# quial hunting



## dgaf (Jun 10, 2011)

only got one but hear it is


----------



## whipcrackdeadbunny (May 22, 2010)

Which one's the bird ...


----------



## Beanflip (Sep 11, 2010)

Nice job. Getting a kill on a live target is a good feeling. It takes skill and nerve.


----------



## Nico (Sep 10, 2010)

whipcrackdeadbunny said:


> Which one's the bird ...


----------



## Nico (Sep 10, 2010)

All jokes aside.. Good kill partner..

Quail are awesome slingshot game and very tasty to boot, only better tasting game bird in my personal opinion are doves; but quail are meatier larger breast. That alone rates quail as a higher score meat wise, havent shot quail with a slingshot in many years, would love to do that again.

How did you take this quail?
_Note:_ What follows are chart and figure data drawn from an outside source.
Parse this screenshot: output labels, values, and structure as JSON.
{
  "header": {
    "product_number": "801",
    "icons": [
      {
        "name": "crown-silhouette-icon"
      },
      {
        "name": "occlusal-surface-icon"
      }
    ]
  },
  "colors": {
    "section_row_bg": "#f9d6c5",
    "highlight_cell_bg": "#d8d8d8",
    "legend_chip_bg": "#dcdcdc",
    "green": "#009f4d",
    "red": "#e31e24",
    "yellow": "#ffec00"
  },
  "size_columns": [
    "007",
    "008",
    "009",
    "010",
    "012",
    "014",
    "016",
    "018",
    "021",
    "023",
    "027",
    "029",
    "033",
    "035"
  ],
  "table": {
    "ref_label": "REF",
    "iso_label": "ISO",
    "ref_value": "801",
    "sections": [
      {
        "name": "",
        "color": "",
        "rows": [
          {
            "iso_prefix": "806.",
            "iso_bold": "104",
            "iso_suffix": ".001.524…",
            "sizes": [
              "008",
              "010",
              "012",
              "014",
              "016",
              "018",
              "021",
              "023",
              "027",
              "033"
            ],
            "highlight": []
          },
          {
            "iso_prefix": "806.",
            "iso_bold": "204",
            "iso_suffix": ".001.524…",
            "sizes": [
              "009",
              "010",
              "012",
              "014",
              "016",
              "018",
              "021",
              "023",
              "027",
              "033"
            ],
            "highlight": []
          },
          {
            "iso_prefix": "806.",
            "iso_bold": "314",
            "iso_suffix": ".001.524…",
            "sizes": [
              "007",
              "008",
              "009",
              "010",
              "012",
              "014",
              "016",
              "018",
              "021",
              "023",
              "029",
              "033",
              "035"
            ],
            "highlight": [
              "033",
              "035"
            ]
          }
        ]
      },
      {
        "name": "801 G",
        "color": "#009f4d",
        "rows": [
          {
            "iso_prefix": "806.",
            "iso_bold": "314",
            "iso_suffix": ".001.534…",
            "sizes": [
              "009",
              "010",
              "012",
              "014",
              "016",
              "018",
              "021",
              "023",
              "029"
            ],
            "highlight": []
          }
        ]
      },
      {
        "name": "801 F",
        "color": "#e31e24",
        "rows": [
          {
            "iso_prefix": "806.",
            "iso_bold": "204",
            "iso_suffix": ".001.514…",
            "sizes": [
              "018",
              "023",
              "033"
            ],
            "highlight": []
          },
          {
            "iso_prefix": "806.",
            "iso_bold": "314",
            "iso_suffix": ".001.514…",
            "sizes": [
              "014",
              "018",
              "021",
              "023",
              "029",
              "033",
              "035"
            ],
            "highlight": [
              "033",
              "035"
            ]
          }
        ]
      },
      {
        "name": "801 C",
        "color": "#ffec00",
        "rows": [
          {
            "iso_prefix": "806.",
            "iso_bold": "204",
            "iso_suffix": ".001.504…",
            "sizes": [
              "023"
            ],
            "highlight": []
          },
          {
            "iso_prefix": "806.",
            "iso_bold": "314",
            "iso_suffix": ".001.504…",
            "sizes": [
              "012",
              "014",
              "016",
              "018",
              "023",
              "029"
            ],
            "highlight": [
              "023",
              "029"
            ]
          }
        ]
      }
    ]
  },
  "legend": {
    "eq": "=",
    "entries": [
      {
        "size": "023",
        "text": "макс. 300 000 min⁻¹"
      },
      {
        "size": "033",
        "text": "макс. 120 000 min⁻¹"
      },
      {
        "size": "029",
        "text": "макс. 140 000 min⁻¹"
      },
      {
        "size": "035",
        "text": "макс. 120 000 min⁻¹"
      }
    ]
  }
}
Was it in a bush or on the ground and what ammo did you kill it with?

Nico


----------



## radray (Apr 30, 2011)

Good job on the quail. I hope it was tasty my friend.


----------



## dgaf (Jun 10, 2011)

radray said:


> Good job on the quail. I hope it was tasty my friend.


i love dove to i think it is a better meat and i shot it on the ground and for ammo it was a glass marble


----------



## NaturalFork (Jan 21, 2010)

Excellent! Are those my favorite RRT tubes you are using?


----------



## dgaf (Jun 10, 2011)

NaturalFork said:


> Excellent! Are those my favorite RRT tubes you are using?


yes it is


----------



## kyrokon (Feb 11, 2011)

Good shooting, rrt are my favorite also. I wish they would change the color, any color but bright red.


----------



## rockslinger (Nov 16, 2010)

Good shot. Be careful quail and dove are game birds and the're out of season in the summer, also you must have a hunting license.


----------